Computer System Validation information

See Philadelphia, PA salary details

$10

$51

$82

How much do computer system validation jobs pay per hour?

As of Jun 24, 2026, the average hourly pay for computer system validation in Philadelphia, PA is $51.91, according to ZipRecruiter salary data. Most workers in this role earn between $39.95 and $61.59 per hour, depending on experience, location, and employer.

What are some typical challenges faced in Computer System Validation roles?

Professionals in Computer System Validation often encounter challenges such as keeping up with evolving regulatory requirements, ensuring complete and accurate documentation, and coordinating with cross-functional teams to implement validation protocols. Balancing thoroughness with project deadlines can also be demanding, as every validation step must stand up to external audits. However, these challenges provide valuable experience, strengthen project management abilities, and emphasize teamwork—key attributes that support career advancement into validation leadership or quality assurance roles.

What is a Computer System Validation job?

A Computer System Validation (CSV) job involves ensuring that computer systems used in regulated industries, such as pharmaceuticals and medical devices, meet compliance and regulatory requirements. CSV professionals develop and execute validation protocols to confirm that software, hardware, and processes function as intended and maintain data integrity. They work with quality assurance, IT, and regulatory teams to document compliance with standards like FDA 21 CFR Part 11 and GxP. This role is critical in maintaining system reliability, product quality, and patient safety.

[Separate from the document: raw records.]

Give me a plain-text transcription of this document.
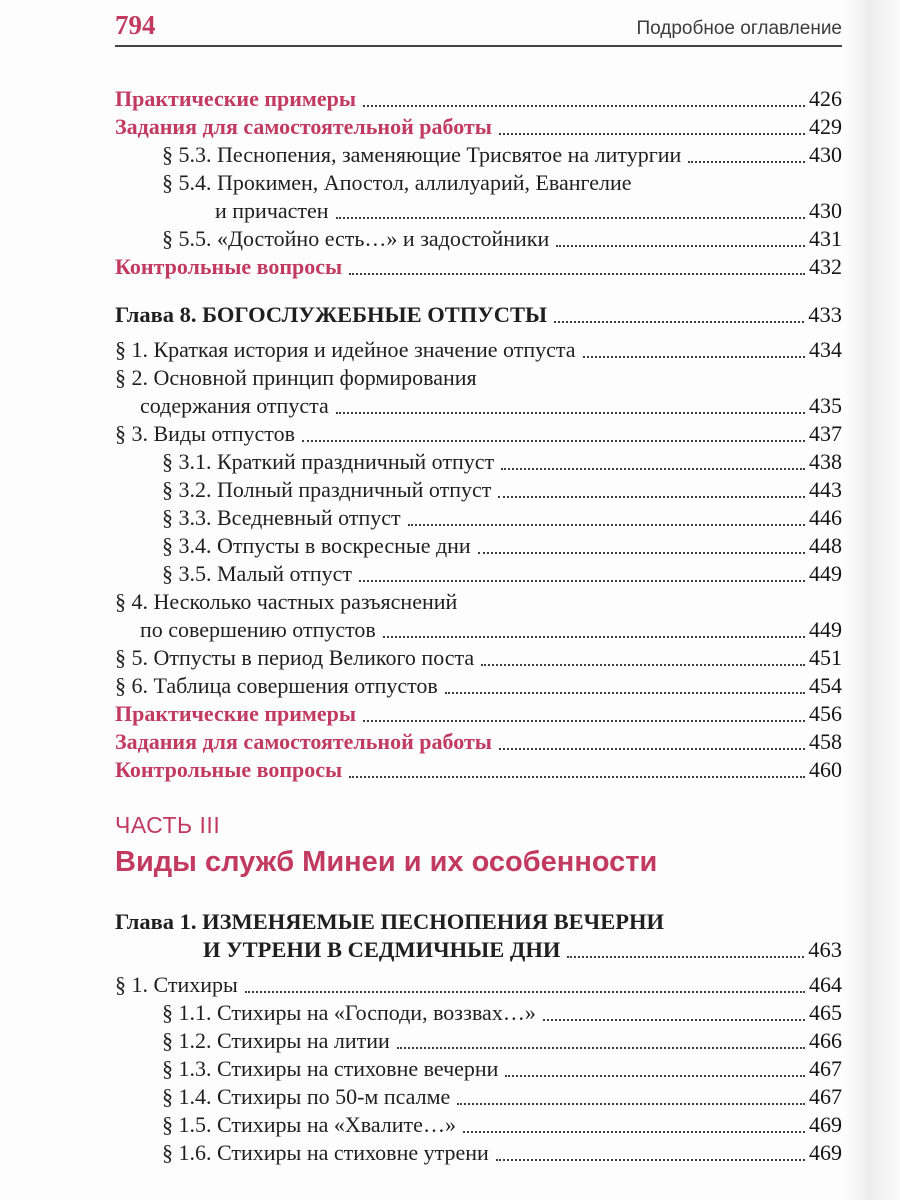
794	Подробное оглавление
Практические примеры	426
Задания для самостоятельной работы	429
§ 5.3. Песнопения, заменяющие Трисвятое на литургии	430
§ 5.4. Прокимен, Апостол, аллилуарий, Евангелие
и причастен	430
§ 5.5. «Достойно есть…» и задостойники	431
Контрольные вопросы	432
Глава 8. БОГОСЛУЖЕБНЫЕ ОТПУСТЫ	433
§ 1. Краткая история и идейное значение отпуста	434
§ 2. Основной принцип формирования
содержания отпуста	435
§ 3. Виды отпустов	437
§ 3.1. Краткий праздничный отпуст	438
§ 3.2. Полный праздничный отпуст	443
§ 3.3. Вседневный отпуст	446
§ 3.4. Отпусты в воскресные дни	448
§ 3.5. Малый отпуст	449
§ 4. Несколько частных разъяснений
по совершению отпустов	449
§ 5. Отпусты в период Великого поста	451
§ 6. Таблица совершения отпустов	454
Практические примеры	456
Задания для самостоятельной работы	458
Контрольные вопросы	460
ЧАСТЬ III
Виды служб Минеи и их особенности
Глава 1. ИЗМЕНЯЕМЫЕ ПЕСНОПЕНИЯ ВЕЧЕРНИ
И УТРЕНИ В СЕДМИЧНЫЕ ДНИ	463
§ 1. Стихиры	464
§ 1.1. Стихиры на «Господи, воззвах…»	465
§ 1.2. Стихиры на литии	466
§ 1.3. Стихиры на стиховне вечерни	467
§ 1.4. Стихиры по 50-м псалме	467
§ 1.5. Стихиры на «Хвалите…»	469
§ 1.6. Стихиры на стиховне утрени	469
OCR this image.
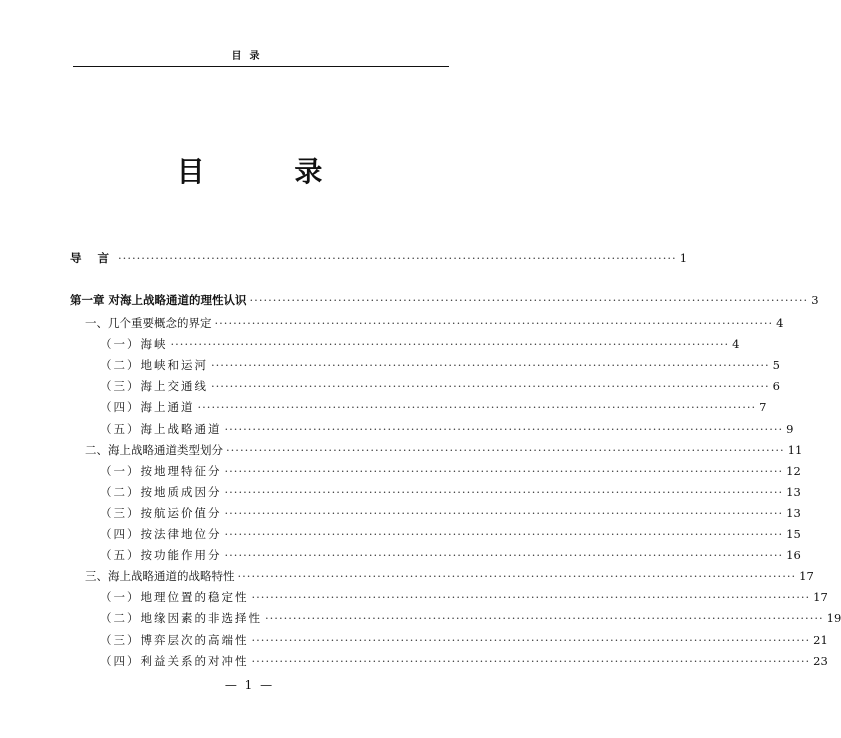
目录
目 录
导 言 ························································································································ 1
第一章 对海上战略通道的理性认识 ························································································································ 3
一、几个重要概念的界定 ························································································································ 4
（一）海峡 ························································································································ 4
（二）地峡和运河 ························································································································ 5
（三）海上交通线 ························································································································ 6
（四）海上通道 ························································································································ 7
（五）海上战略通道 ························································································································ 9
二、海上战略通道类型划分 ························································································································ 11
（一）按地理特征分 ························································································································ 12
（二）按地质成因分 ························································································································ 13
（三）按航运价值分 ························································································································ 13
（四）按法律地位分 ························································································································ 15
（五）按功能作用分 ························································································································ 16
三、海上战略通道的战略特性 ························································································································ 17
（一）地理位置的稳定性 ························································································································ 17
（二）地缘因素的非选择性 ························································································································ 19
（三）博弈层次的高端性 ························································································································ 21
（四）利益关系的对冲性 ························································································································ 23
— 1 —
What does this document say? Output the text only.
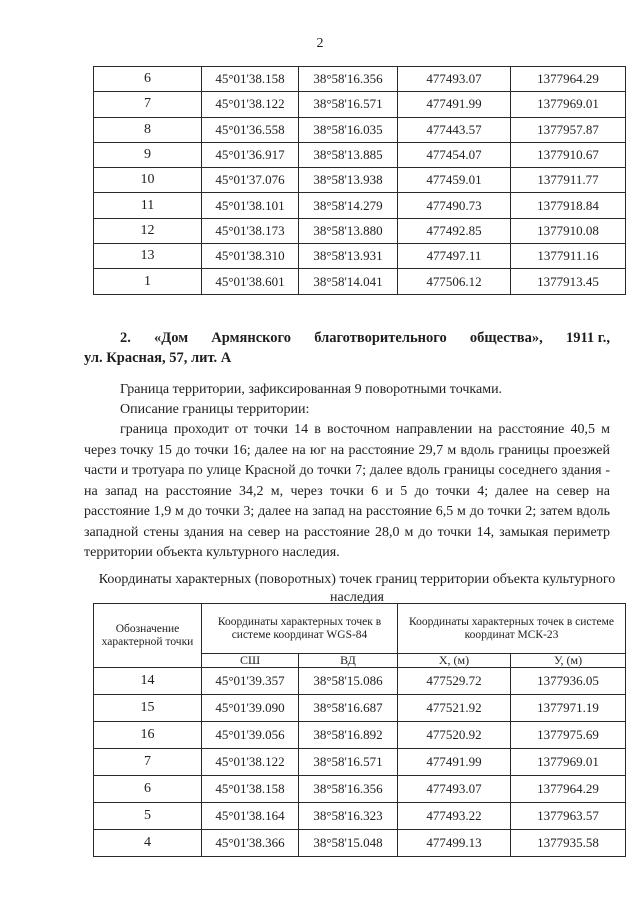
2
6	45°01'38.158	38°58'16.356	477493.07	1377964.29
7	45°01'38.122	38°58'16.571	477491.99	1377969.01
8	45°01'36.558	38°58'16.035	477443.57	1377957.87
9	45°01'36.917	38°58'13.885	477454.07	1377910.67
10	45°01'37.076	38°58'13.938	477459.01	1377911.77
11	45°01'38.101	38°58'14.279	477490.73	1377918.84
12	45°01'38.173	38°58'13.880	477492.85	1377910.08
13	45°01'38.310	38°58'13.931	477497.11	1377911.16
1	45°01'38.601	38°58'14.041	477506.12	1377913.45
2. «Дом Армянского благотворительного общества», 1911 г.,
ул. Красная, 57, лит. А
Граница территории, зафиксированная 9 поворотными точками.
Описание границы территории:
граница проходит от точки 14 в восточном направлении на расстояние 40,5 м через точку 15 до точки 16; далее на юг на расстояние 29,7 м вдоль границы проезжей части и тротуара по улице Красной до точки 7; далее вдоль границы соседнего здания - на запад на расстояние 34,2 м, через точки 6 и 5 до точки 4; далее на север на расстояние 1,9 м до точки 3; далее на запад на расстояние 6,5 м до точки 2; затем вдоль западной стены здания на север на расстояние 28,0 м до точки 14, замыкая периметр территории объекта культурного наследия.
Координаты характерных (поворотных) точек границ территории объекта культурного наследия
Обозначение характерной точки	Координаты характерных точек в системе координат WGS-84		Координаты характерных точек в системе координат МСК-23	
	СШ	ВД	X, (м)	У, (м)
14	45°01'39.357	38°58'15.086	477529.72	1377936.05
15	45°01'39.090	38°58'16.687	477521.92	1377971.19
16	45°01'39.056	38°58'16.892	477520.92	1377975.69
7	45°01'38.122	38°58'16.571	477491.99	1377969.01
6	45°01'38.158	38°58'16.356	477493.07	1377964.29
5	45°01'38.164	38°58'16.323	477493.22	1377963.57
4	45°01'38.366	38°58'15.048	477499.13	1377935.58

What is the salary of computer system validation?

The salary for a Computer System Validation specialist typically ranges from $70,000 to $120,000 annually, depending on experience, location, and industry. Certifications such as GAMP or CSV training can influence earning potential, and roles often require knowledge of regulatory standards like FDA or ISO.

What are the key skills and qualifications needed to thrive in the Computer System Validation position, and why are they important?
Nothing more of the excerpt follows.